By Nadya Hutagalung
United Nations Environment Programme (UNEP) and Great Apes Survival Partnership (GRASP) Ambassador/TV personality
Understanding the impact of human behavior on the environment and the countless species facing serious threats to their survival is critical to developing intelligent and flexible approaches that will enable us to live within our planetary boundaries, sustaining the diversity of life and lives. The State of the Apes series brings together data and knowledge about the impact of human activities on apes and their habitat. By identifying potential solutions to avoid or minimize harm, it serves as an important resource for surmounting the many challenges confronting us and all other species on this planet. Across their range, ape populations are declining as a result of habitat loss and degradation, hunting and disease; all ape species face the threat of extinction. Understanding the scope and the impact that killing, capture and trade have on the different ape species across Africa and Asia, and how these threats affect their conservation, as well as the well-being of individual animals, is vital to finding solutions for their protection.
The fourth volume in the State of the Apes series focuses on one of the most direct threats to apes: hunting. This activity, which is a threat in almost all areas where non-human apes are found, results in their killing, often with the aim of using their body parts for food, medicine or other purposes, or live capture and trade to keep the animals as pets, for props in the entertainment industry or displayed in collections. All apes are protected under the law in every country where they exist: the killing, capture and trade in apes is therefore illegal. Despite this, apes are hunted in every country where they occur naturally, albeit for different and often complex reasons. In some cases, people hunt for cultural reasons, but often it is motivated by economic drivers, either to earn cash, obtain food or to remove an animal that is perceived as a nuisance, destroying crops.

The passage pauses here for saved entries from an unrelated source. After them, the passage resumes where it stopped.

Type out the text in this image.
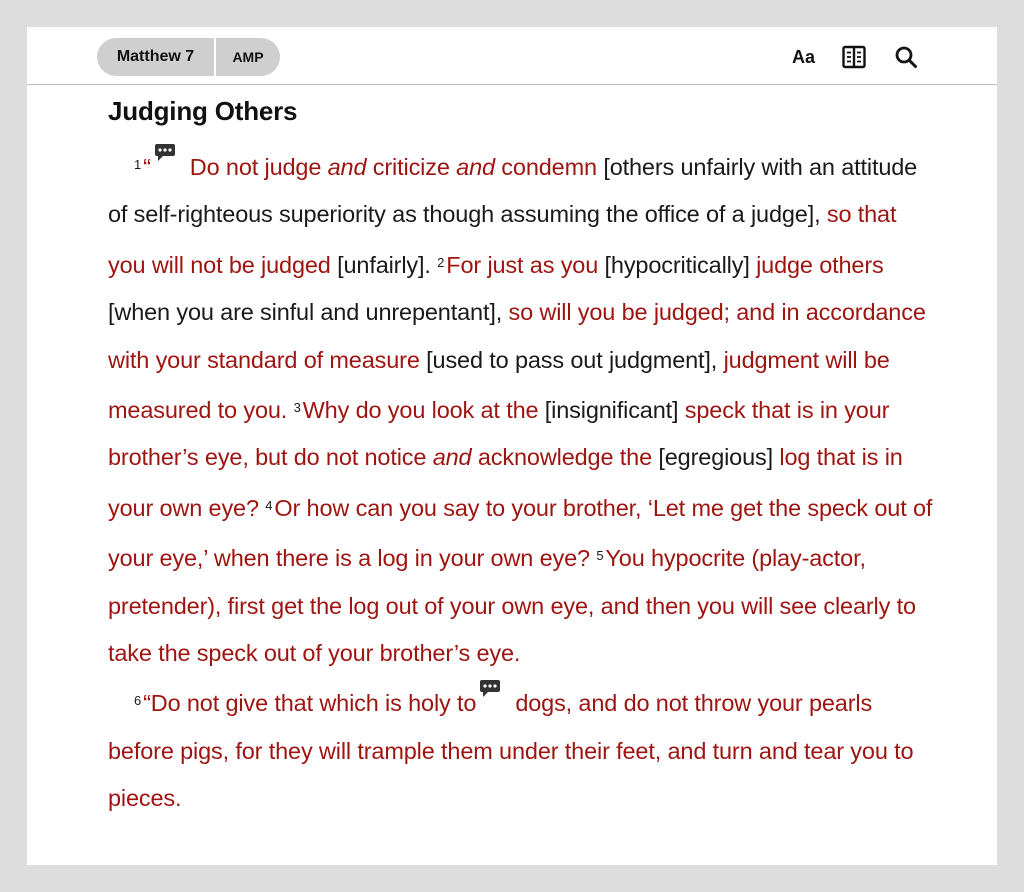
Matthew 7	AMP	Aa
Judging Others

$^1$“ Do not judge and criticize and condemn [others unfairly with an attitude of self-righteous superiority as though assuming the office of a judge], so that you will not be judged [unfairly]. $^2$For just as you [hypocritically] judge others [when you are sinful and unrepentant], so will you be judged; and in accordance with your standard of measure [used to pass out judgment], judgment will be measured to you. $^3$Why do you look at the [insignificant] speck that is in your brother’s eye, but do not notice and acknowledge the [egregious] log that is in your own eye? $^4$Or how can you say to your brother, ‘Let me get the speck out of your eye,’ when there is a log in your own eye? $^5$You hypocrite (play-actor, pretender), first get the log out of your own eye, and then you will see clearly to take the speck out of your brother’s eye.

$^6$“Do not give that which is holy to dogs, and do not throw your pearls before pigs, for they will trample them under their feet, and turn and tear you to pieces.
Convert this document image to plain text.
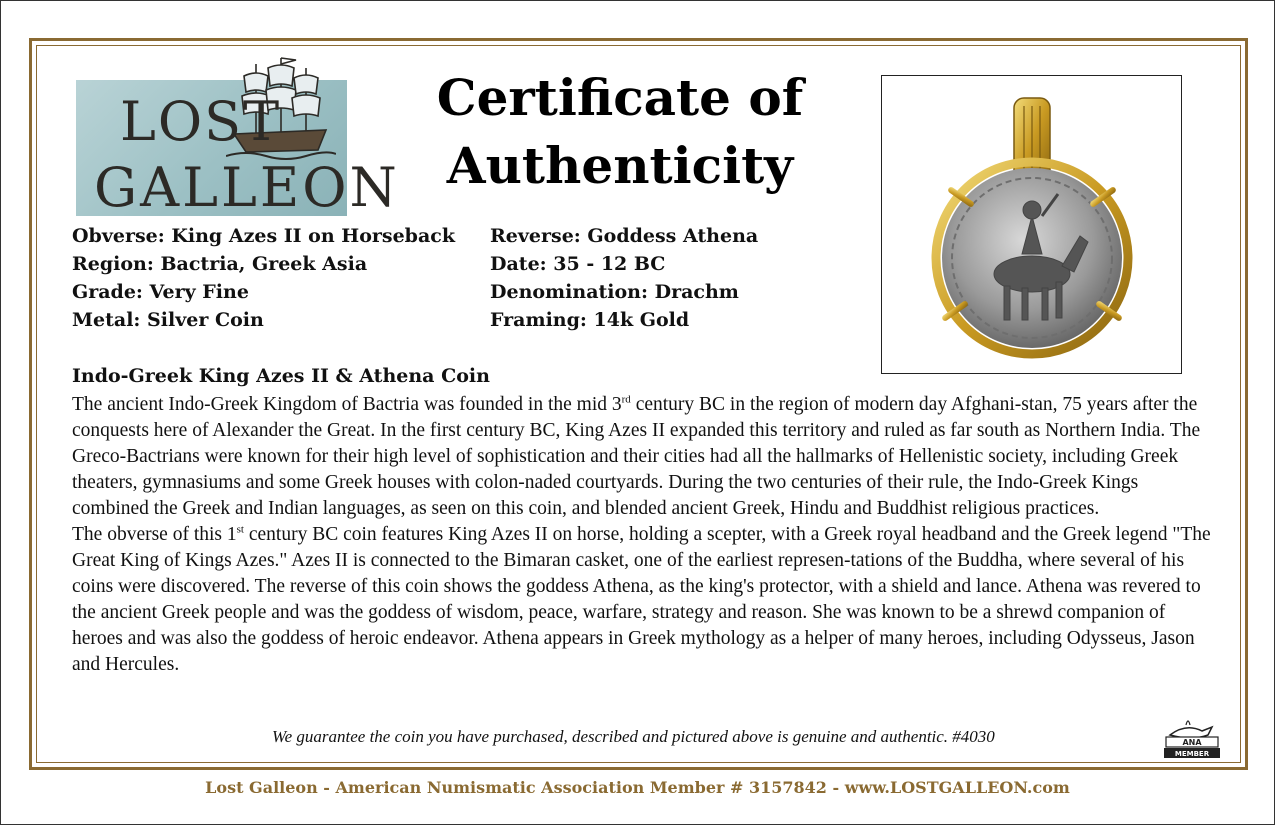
LOST
GALLEON
Certificate of
Authenticity
Obverse: King Azes II on Horseback
Region: Bactria, Greek Asia
Grade: Very Fine
Metal: Silver Coin
Reverse: Goddess Athena
Date: 35 - 12 BC
Denomination: Drachm
Framing: 14k Gold
Indo-Greek King Azes II & Athena Coin

The ancient Indo-Greek Kingdom of Bactria was founded in the mid 3rd century BC in the region of modern day Afghani-stan, 75 years after the conquests here of Alexander the Great. In the first century BC, King Azes II expanded this territory and ruled as far south as Northern India. The Greco-Bactrians were known for their high level of sophistication and their cities had all the hallmarks of Hellenistic society, including Greek theaters, gymnasiums and some Greek houses with colon-naded courtyards. During the two centuries of their rule, the Indo-Greek Kings combined the Greek and Indian languages, as seen on this coin, and blended ancient Greek, Hindu and Buddhist religious practices.

The obverse of this 1st century BC coin features King Azes II on horse, holding a scepter, with a Greek royal headband and the Greek legend "The Great King of Kings Azes." Azes II is connected to the Bimaran casket, one of the earliest represen-tations of the Buddha, where several of his coins were discovered. The reverse of this coin shows the goddess Athena, as the king's protector, with a shield and lance. Athena was revered to the ancient Greek people and was the goddess of wisdom, peace, warfare, strategy and reason. She was known to be a shrewd companion of heroes and was also the goddess of heroic endeavor. Athena appears in Greek mythology as a helper of many heroes, including Odysseus, Jason and Hercules.

We guarantee the coin you have purchased, described and pictured above is genuine and authentic. #4030	ANA
MEMBER
Lost Galleon - American Numismatic Association Member # 3157842 - www.LOSTGALLEON.com
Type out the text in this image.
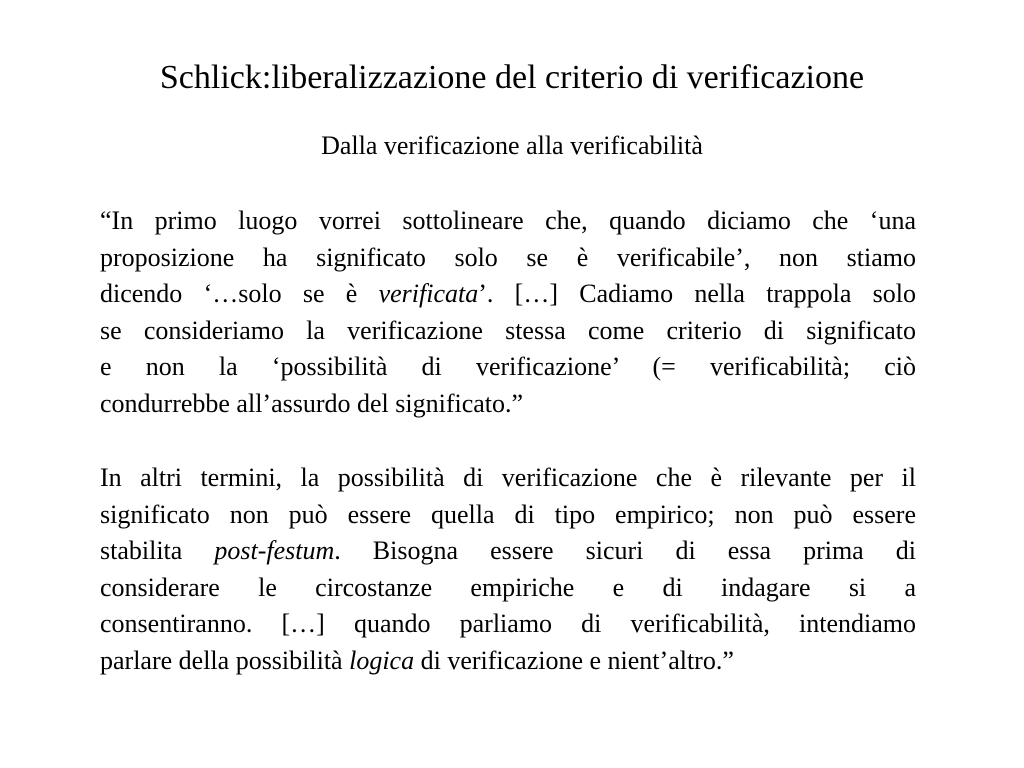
Schlick:liberalizzazione del criterio di verificazione
Dalla verificazione alla verificabilità
“In primo luogo vorrei sottolineare che, quando diciamo che ‘una
proposizione ha significato solo se è verificabile’, non stiamo
dicendo ‘…solo se è verificata’. […] Cadiamo nella trappola solo
se consideriamo la verificazione stessa come criterio di significato
e non la ‘possibilità di verificazione’ (= verificabilità; ciò
condurrebbe all’assurdo del significato.”
In altri termini, la possibilità di verificazione che è rilevante per il
significato non può essere quella di tipo empirico; non può essere
stabilita post-festum. Bisogna essere sicuri di essa prima di
considerare le circostanze empiriche e di indagare si a
consentiranno. […] quando parliamo di verificabilità, intendiamo
parlare della possibilità logica di verificazione e nient’altro.”
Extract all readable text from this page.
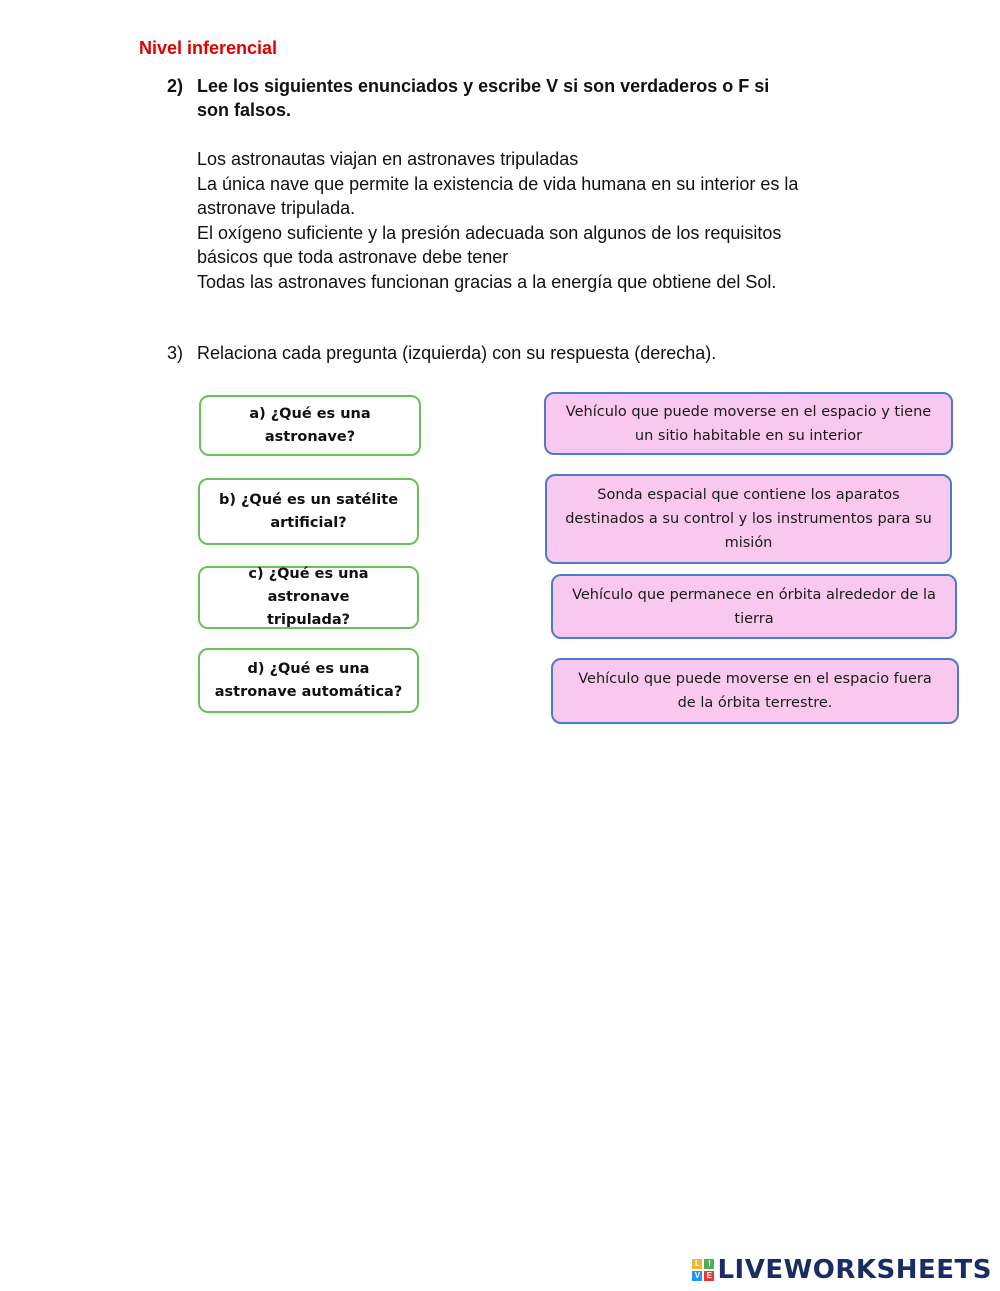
Nivel inferencial
2) Lee los siguientes enunciados y escribe V si son verdaderos o F si
son falsos.
Los astronautas viajan en astronaves tripuladas
La única nave que permite la existencia de vida humana en su interior es la
astronave tripulada.
El oxígeno suficiente y la presión adecuada son algunos de los requisitos
básicos que toda astronave debe tener
Todas las astronaves funcionan gracias a la energía que obtiene del Sol.
3) Relaciona cada pregunta (izquierda) con su respuesta (derecha).
a) ¿Qué es una
astronave?
b) ¿Qué es un satélite
artificial?
c) ¿Qué es una astronave
tripulada?
d) ¿Qué es una
astronave automática?
Vehículo que puede moverse en el espacio y tiene
un sitio habitable en su interior
Sonda espacial que contiene los aparatos
destinados a su control y los instrumentos para su
misión
Vehículo que permanece en órbita alrededor de la
tierra
Vehículo que puede moverse en el espacio fuera
de la órbita terrestre.
L	I
V E LIVEWORKSHEETS
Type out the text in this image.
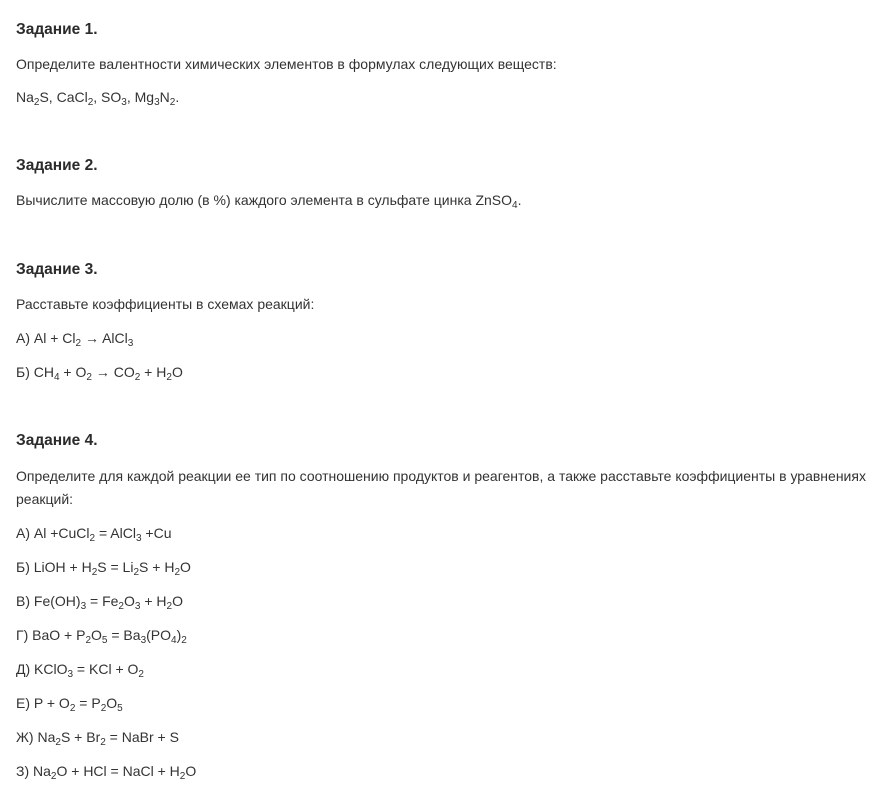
Задание 1.

Определите валентности химических элементов в формулах следующих веществ:

$Na_2S$, CaCl$_2$, $SO_3$, $Mg_3N_2$.

Задание 2.

Вычислите массовую долю (в %) каждого элемента в сульфате цинка ZnSO$_4$.

Задание 3.

Расставьте коэффициенты в схемах реакций:

А) $Al + Cl_2$ → AlCl$_3$

Б) $CH_4 + O_2 \to CO_2 + H_2O$

Задание 4.

Определите для каждой реакции ее тип по соотношению продуктов и реагентов, а также расставьте коэффициенты в уравнениях реакций:

А) Al +CuCl$_2$ = AlCl$_3$ +Cu

Б) LiOH + $H_2S = Li_2S + H_2O$

В) $Fe(OH)_3 = Fe_2O_3 + H_2O$

Г) BaO + $P_2O_5 = Ba_3(PO_4)_2$

Д) KClO$_3$ = KCl + $O_2$

Е) $P + O_2 = P_2O_5$

Ж) $Na_2S + Br_2$ = NaBr + S

З) $Na_2O$ + HCl = NaCl + $H_2O$
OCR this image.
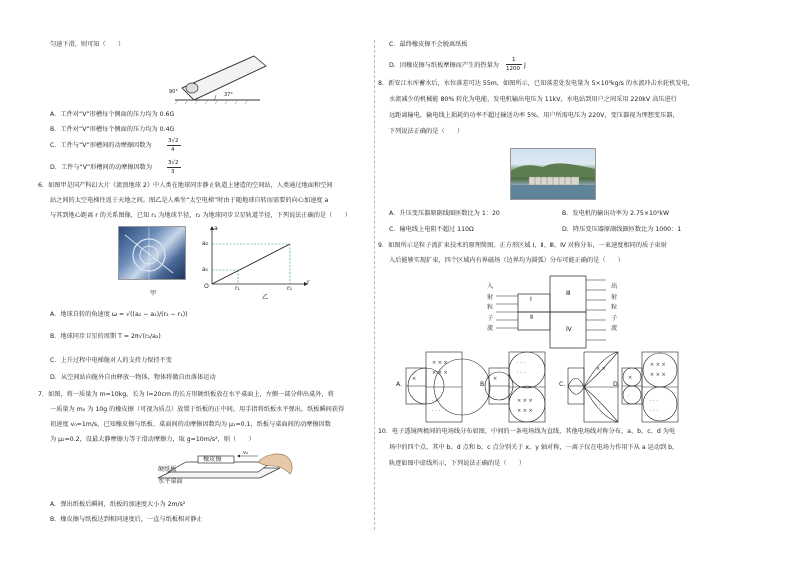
匀速下滑，则可知（　　）
90°	37°
A．工件对“V”形槽每个侧面的压力均为 0.6G
B．工件对“V”形槽每个侧面的压力均为 0.4G
C．工件与“V”形槽间的动摩擦因数为
3√2
4
D．工件与“V”形槽间的动摩擦因数为
3√2
3
6．如图甲是国产科幻大片《流浪地球 2》中人类在地球同步静止轨道上建造的空间站，人类通过地面和空间
站之间的太空电梯往返于天地之间。图乙是人乘坐“太空电梯”时由于随地球自转而需要的向心加速度 a
与其到地心距离 r 的关系图像，已知 r₁ 为地球半径，r₂ 为地球同步卫星轨道半径，下列说法正确的是（　　）
甲
a
a₂
a₁
O	r₁	r₂
r
乙
A．地球自转的角速度 ω = √((a₂ − a₁)/(r₂ − r₁))
B．地球同步卫星的周期 T = 2π√(r₂/a₂)
C．上升过程中电梯舱对人的支持力保持不变
D．从空间站向舱外自由释放一物体，物体将做自由落体运动
7．如图，将一质量为 m=10kg、长为 l=20cm 的长方形硬纸板放在水平桌面上，左侧一部分伸出桌外，将
一质量为 m₀ 为 10g 的橡皮擦（可视为质点）放置于纸板的正中间，用手指将纸板水平弹出，纸板瞬间获得
初速度 v₀=1m/s，已知橡皮擦与纸板、桌面间的动摩擦因数均为 μ₁=0.1，纸板与桌面间的动摩擦因数
为 μ₂=0.2，设最大静摩擦力等于滑动摩擦力，取 g=10m/s²，则（　　）
橡皮擦
v₀
硬纸板
水平桌面
A．弹出纸板后瞬间，纸板的加速度大小为 2m/s²
B．橡皮擦与纸板达到相同速度后，一直与纸板相对静止
C．最终橡皮擦不会脱离纸板
D．因橡皮擦与纸板摩擦而产生的热量为
1
1200 J
8．新安江水库蓄水后，水位落差可达 55m，如图所示，已知落差处发电量为 5×10⁵kg/s 的水流冲击水轮机发电，
水流减少的机械能 80% 转化为电能，发电机输出电压为 11kV，水电站到用户之间采用 220kV 高压进行
远距离输电，输电线上损耗的功率不超过输送功率 5%，用户所需电压为 220V，变压器视为理想变压器，
下列说法正确的是（　　）
A．升压变压器原副线圈匝数比为 1：20	B．发电机的输出功率为 2.75×10⁵kW
C．输电线上电阻不超过 110Ω	D．降压变压器原副线圈匝数比为 1000：1
9．如图所示是粒子流扩束技术的原理简图。正方形区域 Ⅰ、Ⅱ、Ⅲ、Ⅳ 对称分布，一束速度相同的质子束射
入后能够实现扩束，四个区域内有界磁场（边界均为圆弧）分布可能正确的是（　　）
入
射
粒
子
流
出
射
粒
子
流
Ⅰ
Ⅱ
Ⅲ
Ⅳ
× × ×
× × ×
· · ·
· · ·
×
·
· · ·
· · ·
× × ×
× × ×
×
·
× ×
· ·
× × ×
× × ×
· · ·
· · ·
×
·
A.	B.	C.	D.
10．电子透镜两极间的电场线分布如图，中间的一条电场线为直线，其他电场线对称分布，a、b、c、d 为电
场中的四个点，其中 b、d 点和 b、c 点分别关于 x、y 轴对称，一离子仅在电场力作用下从 a 运动到 b，
轨迹如图中虚线所示，下列说法正确的是（　　）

Apes are among the most charismatic groups of species in tropical forests across Africa and Asia. They are intelligent, sentient, social and emotional beings, and given their close genetic similarity and shared evolutionary history with humans, they are often fascinating to people. This fascination or attraction has been one of the factors that has given rise to the threats apes currently face. It is largely based on their “almost-human” aspect that great apes and gibbons are captured to fuel the entertainment industry and to supply the vibrant pet trade and animal collections.
The impact of hunting on the individual apes concerned are also severe, leading to traumatized animals that experience fear, loneliness, pain, confusion and isolation from other individuals of their species. Most apes are social animals, spending years with their mother and natal group, learning how to survive and interact in the wild. When kept in captivity in artificial, stressful conditions, they experience trauma that lasts a lifetime. The hunting and killing or capture of apes, and their trade, has severe impacts on the conservation of these highly threatened species, who often exist in fragmented populations in forest patches that have already been seriously degraded by industrial agriculture, extractive industries and infrastructure projects. The removal of even a few individuals can have significant impacts on a species’ future. Their survival is, quite literally, in our hands.